E tre, due, uno… driiiiin: la suoneria del telefono. Non so da quando sia iniziata questa tortura dei risvegli all’alba. Rimango immobile ad ascoltare. Il respiro pesante di Mario accanto a me. I borborigmi del frigorifero in cucina. Gli scricchiolii del vecchio parquet. L’insolita quiete della casa prima che si attivino i miei figli.
Mi chiamo Alice, ho quasi 50 anni e da tempo dormo poco, mangio peggio e mi sento nel mezzo di una vita che non mi appartiene del tutto. Come nel fulcro di un ciclone, immersa in una calma apparente osservo turbinare intorno a me i miei familiari, i colleghi, il dentista, l’idraulico, gli istruttori dei miei figli e le incombenze che mi attendono.
Da piccola il mio nome non era comune e i compagni di scuola, quando mi presentavo, mi chiedevano sempre del Paese delle Meraviglie. Così ho finito per crederci anch’io e mi sentivo davvero la protagonista di una favola.
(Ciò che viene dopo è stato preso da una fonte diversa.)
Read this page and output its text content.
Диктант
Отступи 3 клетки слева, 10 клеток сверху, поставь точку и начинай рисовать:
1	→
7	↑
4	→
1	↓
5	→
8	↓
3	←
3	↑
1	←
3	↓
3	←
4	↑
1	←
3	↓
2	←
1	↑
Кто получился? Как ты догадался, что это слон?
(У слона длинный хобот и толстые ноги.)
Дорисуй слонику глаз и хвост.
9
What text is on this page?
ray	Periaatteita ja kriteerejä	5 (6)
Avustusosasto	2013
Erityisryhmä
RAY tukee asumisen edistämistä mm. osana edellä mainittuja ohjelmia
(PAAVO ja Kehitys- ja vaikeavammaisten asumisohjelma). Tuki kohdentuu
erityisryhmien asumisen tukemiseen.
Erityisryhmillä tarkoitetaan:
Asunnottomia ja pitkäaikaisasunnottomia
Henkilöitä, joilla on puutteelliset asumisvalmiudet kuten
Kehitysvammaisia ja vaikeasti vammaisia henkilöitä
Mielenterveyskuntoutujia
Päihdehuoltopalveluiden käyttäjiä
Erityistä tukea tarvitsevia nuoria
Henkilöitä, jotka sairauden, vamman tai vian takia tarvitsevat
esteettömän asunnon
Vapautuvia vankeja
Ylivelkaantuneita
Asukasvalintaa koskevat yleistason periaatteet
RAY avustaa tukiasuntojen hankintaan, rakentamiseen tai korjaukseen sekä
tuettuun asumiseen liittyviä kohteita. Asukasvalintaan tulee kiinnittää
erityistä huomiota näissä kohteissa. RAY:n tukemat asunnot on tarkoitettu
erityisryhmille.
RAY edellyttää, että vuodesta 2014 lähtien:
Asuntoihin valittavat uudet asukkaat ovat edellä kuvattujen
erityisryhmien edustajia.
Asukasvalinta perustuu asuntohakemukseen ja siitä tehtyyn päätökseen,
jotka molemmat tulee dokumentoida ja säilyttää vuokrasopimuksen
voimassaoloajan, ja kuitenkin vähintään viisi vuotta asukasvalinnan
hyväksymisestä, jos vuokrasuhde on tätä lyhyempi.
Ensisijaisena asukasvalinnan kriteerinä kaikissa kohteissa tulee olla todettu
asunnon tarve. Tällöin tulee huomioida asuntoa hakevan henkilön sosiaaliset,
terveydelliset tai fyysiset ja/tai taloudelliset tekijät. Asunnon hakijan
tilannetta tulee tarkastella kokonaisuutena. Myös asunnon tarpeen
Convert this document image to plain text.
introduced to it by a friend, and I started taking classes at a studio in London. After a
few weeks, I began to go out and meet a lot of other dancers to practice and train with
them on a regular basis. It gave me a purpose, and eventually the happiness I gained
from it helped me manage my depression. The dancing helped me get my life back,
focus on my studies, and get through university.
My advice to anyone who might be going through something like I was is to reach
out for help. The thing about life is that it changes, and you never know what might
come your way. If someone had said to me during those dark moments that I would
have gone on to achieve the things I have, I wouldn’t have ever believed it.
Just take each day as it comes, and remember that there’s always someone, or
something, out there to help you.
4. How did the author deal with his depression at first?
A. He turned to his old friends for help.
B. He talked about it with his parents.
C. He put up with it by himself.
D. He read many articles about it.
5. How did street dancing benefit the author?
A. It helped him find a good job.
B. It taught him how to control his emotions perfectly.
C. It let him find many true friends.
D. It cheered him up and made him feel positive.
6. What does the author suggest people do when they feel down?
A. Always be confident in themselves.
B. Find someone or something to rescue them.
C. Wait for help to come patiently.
Il principe era il mio papà, la strega potente invece mia madre Teresa.
Così, quando papà mi ha salutato davanti a scuola una mattina di tanti anni fa, non sospettavo certo che il mio mondo sereno, con la sua fuga, si sarebbe sgretolato.
Siamo rimaste la mamma e io. Il generale incorruttibile e una ragazzina di 13 anni con un nome ingombrante.
Poi, gli amici hanno reso sopportabile la mia vita finché non ho incontrato Mario, che ne ha cambiato la rotta. Ci siamo innamorati all’università, abbiamo condiviso sogni, minuscoli appartamenti e risate fino a tardi. Infine sono arrivati Silvia, ora all’ultimo anno di liceo, e Matteo, 13 anni e un’indolenza adolescenziale capace di farmi perdere la pazienza sempre e comunque.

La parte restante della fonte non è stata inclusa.